|The Liminal People|
When we meet him, Taggert is solidly in the employ of Nordeen Maximus. Nordeen runs drugs in order to fund his real business: finding people like Taggert, who have powers. Taggert can heal and manipulate the body down to the chemicals in the brain and the melanin in skin and acids in the stomach. He also learned to use his abilities to hurt people at Nordeen's command. After yet another job, Taggert gets a call from a woman he never expected to hear from again. More than a decade before, Yasmine told Taggert he was a freak and left him. Now she needs him to help find her missing daughter, Tamara. With permission from Nordeen, Taggert returns to London and find that this is not just a case of a pissed off runaway teenager or a kidnapping gone wrong. Tamara has powers, too, and someone wants her to join their gang. They won't take no for an answer.
Taggert answers the call because, above all, he wants to be the kind of man who keeps his word—no matter how long it's been. He's reluctant, but he'll do the job. It doesn't take him long to figure out that he's dealing with a bunch of amateurs. They make him angry after one of the gang uses her abilities to sic what seems like every rat and dog in an entire London neighborhood after him. Then they make him incandescently angry when they kill the only woman Taggert ever loved.
All this—plus a good chunk of Taggert's backstory—unfolds in just the first third of The Liminal People. Jama-Everett just keeps building layers into the story and throwing complications at his protagonist so that Taggert is not just trying to save Tamara from the powered denizens of London, he's also questioning just what his boss is really up to. He also starts questioning whether he is meant for more than just being Nordeen's enforcer.

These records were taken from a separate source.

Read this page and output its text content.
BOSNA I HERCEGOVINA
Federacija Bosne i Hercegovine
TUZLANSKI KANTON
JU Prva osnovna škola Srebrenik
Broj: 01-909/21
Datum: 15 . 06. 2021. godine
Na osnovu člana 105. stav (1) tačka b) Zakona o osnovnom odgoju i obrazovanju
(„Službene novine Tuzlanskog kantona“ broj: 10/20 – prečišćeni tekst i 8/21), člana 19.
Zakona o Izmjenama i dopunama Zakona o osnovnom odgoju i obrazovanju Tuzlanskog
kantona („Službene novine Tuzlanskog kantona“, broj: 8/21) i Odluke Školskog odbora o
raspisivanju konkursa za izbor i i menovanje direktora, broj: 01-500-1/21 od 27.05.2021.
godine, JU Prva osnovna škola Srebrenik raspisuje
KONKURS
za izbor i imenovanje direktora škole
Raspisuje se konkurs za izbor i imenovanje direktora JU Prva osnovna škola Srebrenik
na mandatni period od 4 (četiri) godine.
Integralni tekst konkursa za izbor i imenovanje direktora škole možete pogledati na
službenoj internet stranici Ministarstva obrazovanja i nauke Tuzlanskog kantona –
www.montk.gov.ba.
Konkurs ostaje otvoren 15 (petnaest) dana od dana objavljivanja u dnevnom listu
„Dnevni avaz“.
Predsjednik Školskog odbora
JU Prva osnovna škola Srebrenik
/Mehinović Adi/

I can't describe how much I enjoyed reading The Liminal People without completely descending into hyperbole. This book has so many of the things I love in thrillers. It's got a great, conflicted, thoughtful protagonist. The plot has so many delicious layers to peel back as it races along. And then there are the powers. Jama-Everett uses a few of the usual extrasensory powers, but throws in some intriguing new ones and shows you what the implications might be. Taggert, for example, can heal anything, but he can also turn that power inside out and use it to torture people with their own bodies. My only regret is that there isn't a sequel that I can immediately start reading.